Les quatre principes du pré-accord qui doit mettre fin à la crise du Groenland
Le pré-accord conclu mercredi entre les États-Unis et l'OTAN à Davos, mais en dehors du Forum économique mondial, repose sur quatre piliers, dont la renégociation de l'accord sur la construction du bouclier antimissile "Dôme d'or" sur l'île Arctique et le contrôle des investissements sur le territoire autonome danois.
Rutte et Trump après la réunion sur le Groenland.
Mercredi après-midi, les journaux allemands Der Spiegel et Welt o ont publié les quatre axes de l' accord surle Groenland conclu entre le président américain Donald Trump et le secrétaire général de l'OTAN Mark Rutte .
Les quatre points actuellement connus concernant le préaccord sont les suivants :
1. Le premier point du texte indique de manière générale que "lamenace de nouveaux droits de douane est levée ".
Trump a annoncé hier qu'il renoncerait à imposer de nouveaux droits de douane aux huit pays européens qui ont envoyé des soldats au Groenland à partir du 1er février.
En effet, les dirigeants de l'Union européenne (UE) avaient prévu aujourd'hui, lors d'un sommet extraordinaire, de discuter de différentes options pour répondre à cette menace commerciale, y compris l'option la plus ferme, l'instrument dit "bazuka commercial", et d'imposer des droits de douane d'environ 93 milliards d'euros aux importations américaines.
2. L'accord sur le déploiement de troupes au Groenland est renégocié. Actuellement en vigueur depuis 1951, il a été dirigé en 2004 sous le nom de "Défense : Groenland". L'article premier de ce document établit que la base aérienne de Thule ou Pituffik, au nord de l'île Arctique, est la "seule zone de défense du Groenland".
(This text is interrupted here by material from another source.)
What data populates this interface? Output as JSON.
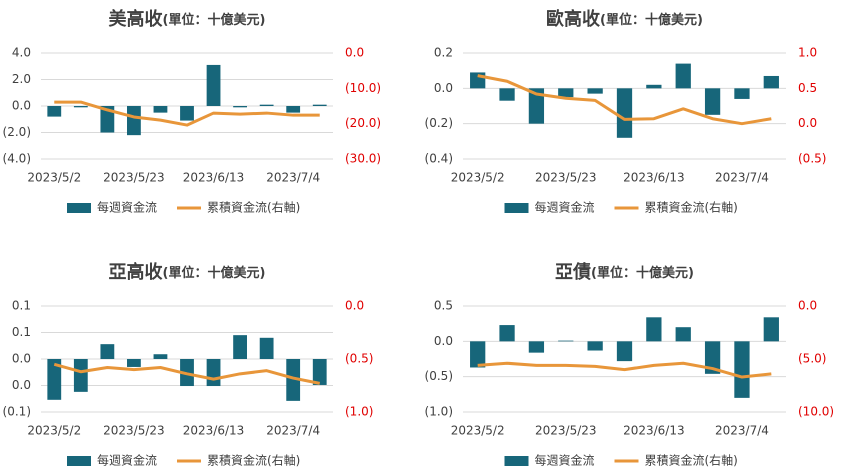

Trump vise à introduire une clause sur le bouclier antimissile « Dôme d'or », qui coûtera 175 milliards de dollars et qui a pour modèle le « Dôme de fer » d'Israël. Trump veut qu'il soit en vigueur jusqu'à la fin du mandat de 2029 et vise à protéger non seulement les États-Unis, mais aussi le Canada contre d'éventuelles attaques de la Chine ou de la Russie.
3. Les États-Unis pourront intervenir dans le contrôle des investissements au Groenland. Cela pourrait empêcher des pays concurrents comme la Chine ou la Russie d'accéder aux ressources de l'île. Trump avait déjà avancé la veille sur la chaîne de télévision CNBC que le préaccord reprendrait les droits sur les minéraux des terres rares de l'île.
4. Les États européens de l'OTAN s'engagent davantage en faveur de la sécurité dans la région arctique. C'est une exigence de Trump, qui a invoqué comme argument la présence présumée de navires et de sous-marins chinois et russes aux alentours du Groenland pour expliquer la nécessité de s'emparer du Groenland pour des raisons de sécurité nationale. Il a ajouté que les États-Unis ne sont capables que de garantir la sécurité de cette « masse de faubourgs » afin de protéger leur pays et leur monde.
Le préaccord ne contient, comme on le sait, aucune référence à la souveraineté et à l'intégrité territoriale de l'île, puisque le Danemark et le Groenland ont toujours refusé de la confier à Trump.